Papers

In this paper we adapt previous work on rewriting string diagrams using hypergraphs to the case where the underlying category has a traced comonoid structure, in which wires can be forked and the outputs of a morphism can be connected to its input. Such a structure is particularly interesting because any traced Cartesian (dataflow) category has an underlying traced comonoid structure. We show that certain subclasses of hypergraphs are fully complete for traced comonoid categories: that is to say, every term in such a category has a unique corresponding hypergraph up to isomorphism, and from every hypergraph with the desired properties, a unique term in the category can be retrieved up to the axioms of traced comonoid categories. We also show how the framework of double pushout rewriting (DPO) can be adapted for traced comonoid categories by characterising the valid pushout complements for rewriting in our setting. We conclude by presenting a case study in the form of recent work on an equational theory for sequential circuits: circuits built from primitive logic gates with delay and feedback. The graph rewriting framework allows for the definition of an operational semantics for sequential circuits.

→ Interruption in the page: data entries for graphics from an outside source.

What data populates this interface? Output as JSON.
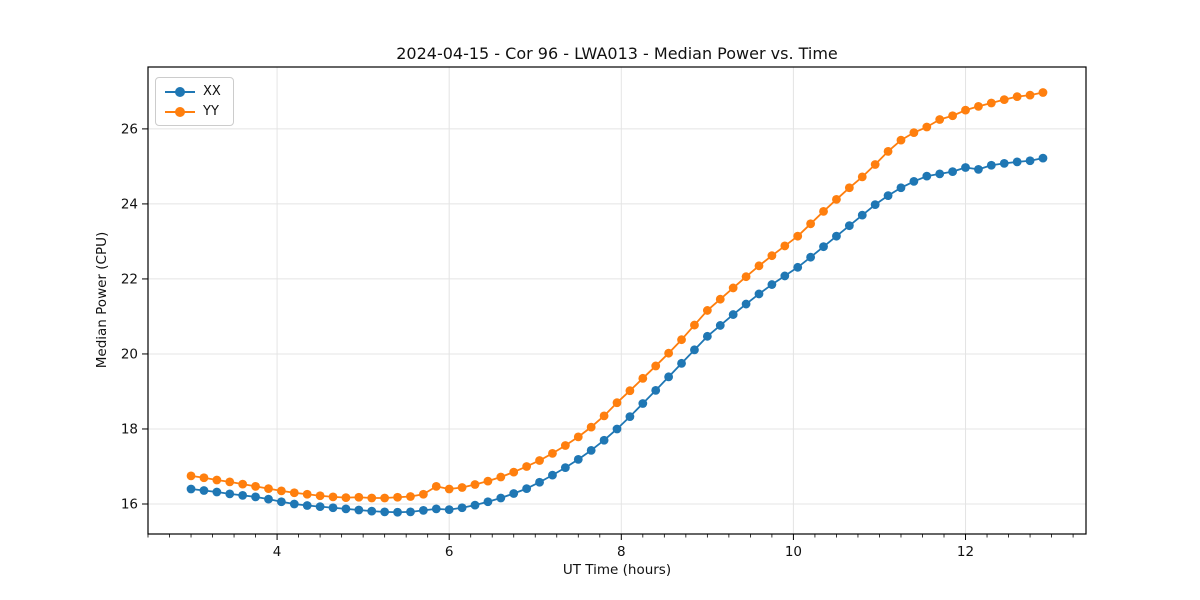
{
  "figure": {
    "title": "2024-04-15 - Cor 96 - LWA013 - Median Power vs. Time"
  },
  "chart_data": {
    "type": "line",
    "title": "2024-04-15 - Cor 96 - LWA013 - Median Power vs. Time",
    "xlabel": "UT Time (hours)",
    "ylabel": "Median Power (CPU)",
    "xlim": [
      2.5,
      13.4
    ],
    "ylim": [
      15.2,
      27.65
    ],
    "x_major_ticks": [
      4,
      6,
      8,
      10,
      12
    ],
    "x_minor_step": 0.25,
    "y_major_ticks": [
      16,
      18,
      20,
      22,
      24,
      26
    ],
    "grid": true,
    "grid_color": "#e4e4e4",
    "spine_color": "#000000",
    "legend_position": "upper-left",
    "marker": "circle",
    "x": [
      3.0,
      3.15,
      3.3,
      3.45,
      3.6,
      3.75,
      3.9,
      4.05,
      4.2,
      4.35,
      4.5,
      4.65,
      4.8,
      4.95,
      5.1,
      5.25,
      5.4,
      5.55,
      5.7,
      5.85,
      6.0,
      6.15,
      6.3,
      6.45,
      6.6,
      6.75,
      6.9,
      7.05,
      7.2,
      7.35,
      7.5,
      7.65,
      7.8,
      7.95,
      8.1,
      8.25,
      8.4,
      8.55,
      8.7,
      8.85,
      9.0,
      9.15,
      9.3,
      9.45,
      9.6,
      9.75,
      9.9,
      10.05,
      10.2,
      10.35,
      10.5,
      10.65,
      10.8,
      10.95,
      11.1,
      11.25,
      11.4,
      11.55,
      11.7,
      11.85,
      12.0,
      12.15,
      12.3,
      12.45,
      12.6,
      12.75,
      12.9
    ],
    "series": [
      {
        "name": "XX",
        "color": "#1f77b4",
        "values": [
          16.4,
          16.36,
          16.32,
          16.27,
          16.23,
          16.19,
          16.13,
          16.06,
          16.0,
          15.96,
          15.93,
          15.9,
          15.87,
          15.84,
          15.81,
          15.79,
          15.78,
          15.79,
          15.83,
          15.87,
          15.85,
          15.9,
          15.97,
          16.06,
          16.16,
          16.28,
          16.41,
          16.58,
          16.77,
          16.97,
          17.19,
          17.43,
          17.7,
          18.0,
          18.33,
          18.68,
          19.03,
          19.39,
          19.75,
          20.11,
          20.47,
          20.76,
          21.05,
          21.33,
          21.6,
          21.85,
          22.08,
          22.31,
          22.58,
          22.86,
          23.14,
          23.42,
          23.7,
          23.98,
          24.22,
          24.43,
          24.6,
          24.74,
          24.8,
          24.86,
          24.97,
          24.92,
          25.03,
          25.08,
          25.12,
          25.15,
          25.22
        ]
      },
      {
        "name": "YY",
        "color": "#ff7f0e",
        "values": [
          16.75,
          16.7,
          16.64,
          16.59,
          16.53,
          16.47,
          16.41,
          16.35,
          16.3,
          16.26,
          16.22,
          16.19,
          16.17,
          16.18,
          16.16,
          16.16,
          16.18,
          16.2,
          16.26,
          16.47,
          16.4,
          16.44,
          16.52,
          16.61,
          16.72,
          16.85,
          17.0,
          17.16,
          17.35,
          17.56,
          17.79,
          18.05,
          18.35,
          18.7,
          19.02,
          19.35,
          19.68,
          20.02,
          20.38,
          20.77,
          21.16,
          21.46,
          21.76,
          22.06,
          22.35,
          22.62,
          22.88,
          23.14,
          23.47,
          23.8,
          24.12,
          24.43,
          24.72,
          25.05,
          25.4,
          25.7,
          25.9,
          26.05,
          26.25,
          26.35,
          26.5,
          26.6,
          26.69,
          26.78,
          26.86,
          26.9,
          26.97
        ]
      }
    ]
  }
}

This thesis details the culmination of a project to define a fully compositional theory of synchronous sequential circuits built from primitive components, motivated by applying techniques successfully used in programming languages to hardware. The first part of the thesis defines the syntactic foundations required to create sequential circuit morphisms, and then builds three different semantic theories on top of this: denotational, operational and algebraic. We characterise the denotational semantics of sequential circuits as certain causal stream functions, as well as providing a link to existing circuit methodologies by mapping between circuit morphisms, stream functions and Mealy machines. The operational semantics is defined as a strategy for applying some global transformations followed by local reductions in order to demonstrate how a circuit processes a value, leading to a notion of observational equivalence. The algebraic semantics consists of equations for bringing circuits into a pseudo-normal form, and then encoding between different state sets. This part of the thesis concludes with a discussion of some novel applications, such as those for using partial evaluation for digital circuits. While mathematically rigorous, the categorical string diagram formalism is not suited for reasoning computationally. The second part of this thesis details an extension of existing work on string diagram rewriting with hypergraphs so that it is compatible with the traced comonoid structure present in the category of digital circuits. We identify the properties that characterise cospans of hypergraphs corresponding to traced comonoid terms, and demonstrate how to identify rewriting contexts valid for rewriting modulo traced comonoid structure. We apply the graph rewriting framework to fixed point operators as well as the operational semantics from the first part, and present a new hardware description language based on these theoretical developments.

We adapt the existing work on rewriting string diagrams using hypergraphs in order to apply it to settings with a traced comonoid structure, which happens to be where we model digital circuits.

We model digital circuits with delay and feedback as morphisms in a symmetric traced monoidal category, formalise their semantics as stream functions with certain properties, and present equational theory for reasoning with them.

We examine a variant of hypergraphs with the aim of creating a sound and complete graphical language for symmetric traced monoidal categories.

We detail the development of a set of tools to aid in the research of the topological properties of linear λ-terms when they are represented as 3-valent rooted maps.